I. Reconnaissance du principe de la responsabilité civile des grands émetteurs
A. Faits et portée de la décision du tribunal de Hamm
Un tribunal allemand (cour d'appel de Hamm) a jugé que les grands émetteurs privés de gaz à effet de serre comme RWE peuvent être tenus responsables des dommages liés au réchauffement climatique, même lorsque ces dommages se produisent à des milliers de kilomètres de leur siège.
L’affaire concerne un paysan péruvien, Saúl Luciano Lliuya, qui demandait une contribution proportionnelle aux émissions historiques de RWE (0,47 %) pour financer la prévention des inondations menaçant sa ferme.
B. Un précédent jurisprudentiel à portée transnationale
La cour d'appel a confirmé pour la première fois qu’un émetteur privé peut être poursuivi sur une base civile pour son rôle dans le changement climatique.
Elle a ouvert la voie à l’utilisation des études d’attribution comme preuve, ainsi qu’à une responsabilité proportionnelle aux émissions.

II. Limites de l’engagement juridique et conséquences pratiques
A. Rejet de la demande absence de danger concret
Malgré cette avancée, l’affaire a été rejetée pour absence de risque suffisant : la cour a estimé que la probabilité d’inondation environ 1 % dans les 30 ans était trop faible pour justifier des indemnités.
B. Effets juridiques et symboliques de la décision
• Déclaration provisoire : le tribunal affirme que si les risques étaient avérés, l’émetteur pourrait être tenu de prendre des mesures préventives .
• Impact financier : la procédure a déjà affecté la valorisation boursière de RWE, soulignant le risque juridique comme facteur économique.
• Signal politique et sociétal : toutes les parties (CIEL, Germanwatch, experts) considèrent cette décision comme une étape déterminante, à même d’orienter tant les régulations que les stratégies d’entreprise et des investisseurs.

III- Analyse juridique
A. Base légale reconnue
La cour s’appuie sur l’article 1004 du Code civil allemand (BGB), qui permet à un propriétaire de désigner un « perturbateur » (Störer) requérant la suppression du trouble ou son interdiction
Elle admet que les émissions de RWE constituent un trouble si celles-ci augmentent le risque de dommages climatiques à long terme, et entérine l’idée qu'une part du risque peut être attribuée proportionnellement aux émissions de l'émetteur.
B. Causalité et attribution scientifique
Le tribunal accepte que l’analyse scientifique notamment l'étude de contribution de 0,47 % des émissions globales constitue un lien de causalité pertinent, en dépit de la complexité des phénomènes climatiques.

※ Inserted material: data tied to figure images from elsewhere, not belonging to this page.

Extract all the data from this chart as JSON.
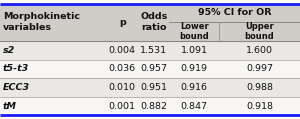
{
  "span_header": "95% CI for OR",
  "col_headers_main": [
    "Morphokinetic\nvariables",
    "p",
    "Odds\nratio"
  ],
  "col_headers_sub": [
    "Lower\nbound",
    "Upper\nbound"
  ],
  "rows": [
    [
      "s2",
      "0.004",
      "1.531",
      "1.091",
      "1.600"
    ],
    [
      "t5-t3",
      "0.036",
      "0.957",
      "0.919",
      "0.997"
    ],
    [
      "ECC3",
      "0.010",
      "0.951",
      "0.916",
      "0.988"
    ],
    [
      "tM",
      "0.001",
      "0.882",
      "0.847",
      "0.918"
    ]
  ],
  "bg_header": "#d0ccc8",
  "bg_row_odd": "#eae8e5",
  "bg_row_even": "#f7f6f4",
  "text_color": "#111111",
  "border_color_outer": "#1a1aff",
  "border_color_inner": "#888880",
  "font_size": 6.8,
  "header_font_size": 6.8,
  "figsize": [
    3.0,
    1.19
  ],
  "dpi": 100
}
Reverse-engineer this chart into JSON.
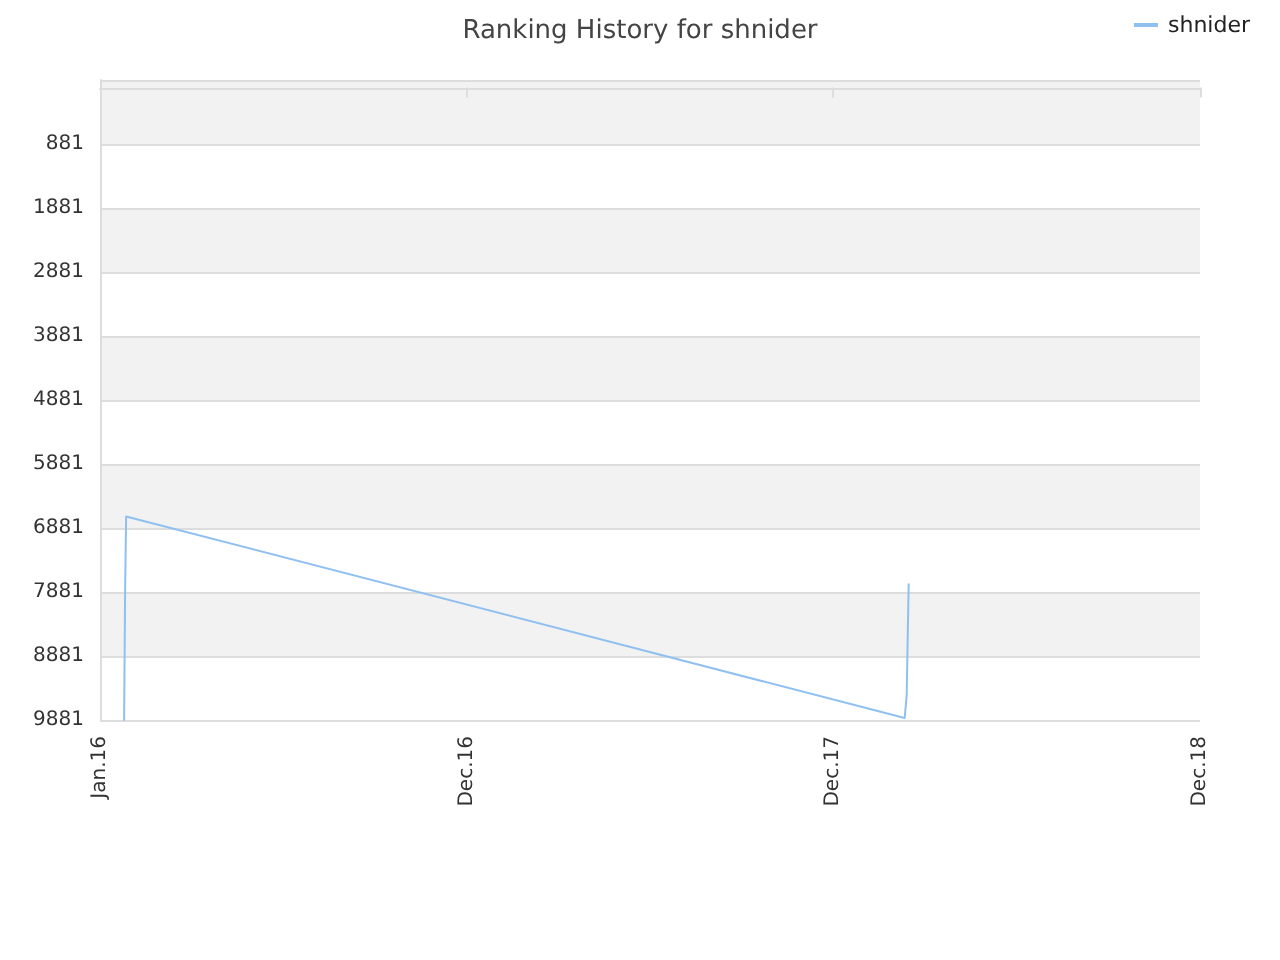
{
  "chart_data": {
    "type": "line",
    "title": "Ranking History for shnider",
    "xlim": [
      "2016-01-01",
      "2018-12-31"
    ],
    "xticks": [
      {
        "value": "2016-01-01",
        "label": "Jan.16"
      },
      {
        "value": "2016-12-31",
        "label": "Dec.16"
      },
      {
        "value": "2017-12-31",
        "label": "Dec.17"
      },
      {
        "value": "2018-12-31",
        "label": "Dec.18"
      }
    ],
    "ylim": [
      9881,
      -119
    ],
    "yticks": [
      881,
      1881,
      2881,
      3881,
      4881,
      5881,
      6881,
      7881,
      8881,
      9881
    ],
    "series": [
      {
        "name": "shnider",
        "color": "#90c0f0",
        "x": [
          "2016-01-25",
          "2016-01-26",
          "2016-01-27",
          "2018-03-12",
          "2018-03-14",
          "2018-03-16"
        ],
        "values": [
          9881,
          7881,
          6700,
          9850,
          9500,
          7760
        ]
      }
    ],
    "grid": "y",
    "legend": "top right",
    "marker": "none",
    "line_style": "solid"
  }
}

Il repousse l’argument selon lequel l’effet d’un seul émetteur serait trop insignifiant ou dilué.
La décision démontre toutefois que la reconnaissance théorique de la responsabilité ne suffit pas à elle seule : il faut un risque concret, tangible et imminent pour justifier une obligation juridique de mener des travaux de prévention. La jurisprudence établira désormais une balance entre preuve scientifique et seuil juridique de réalisation du risque.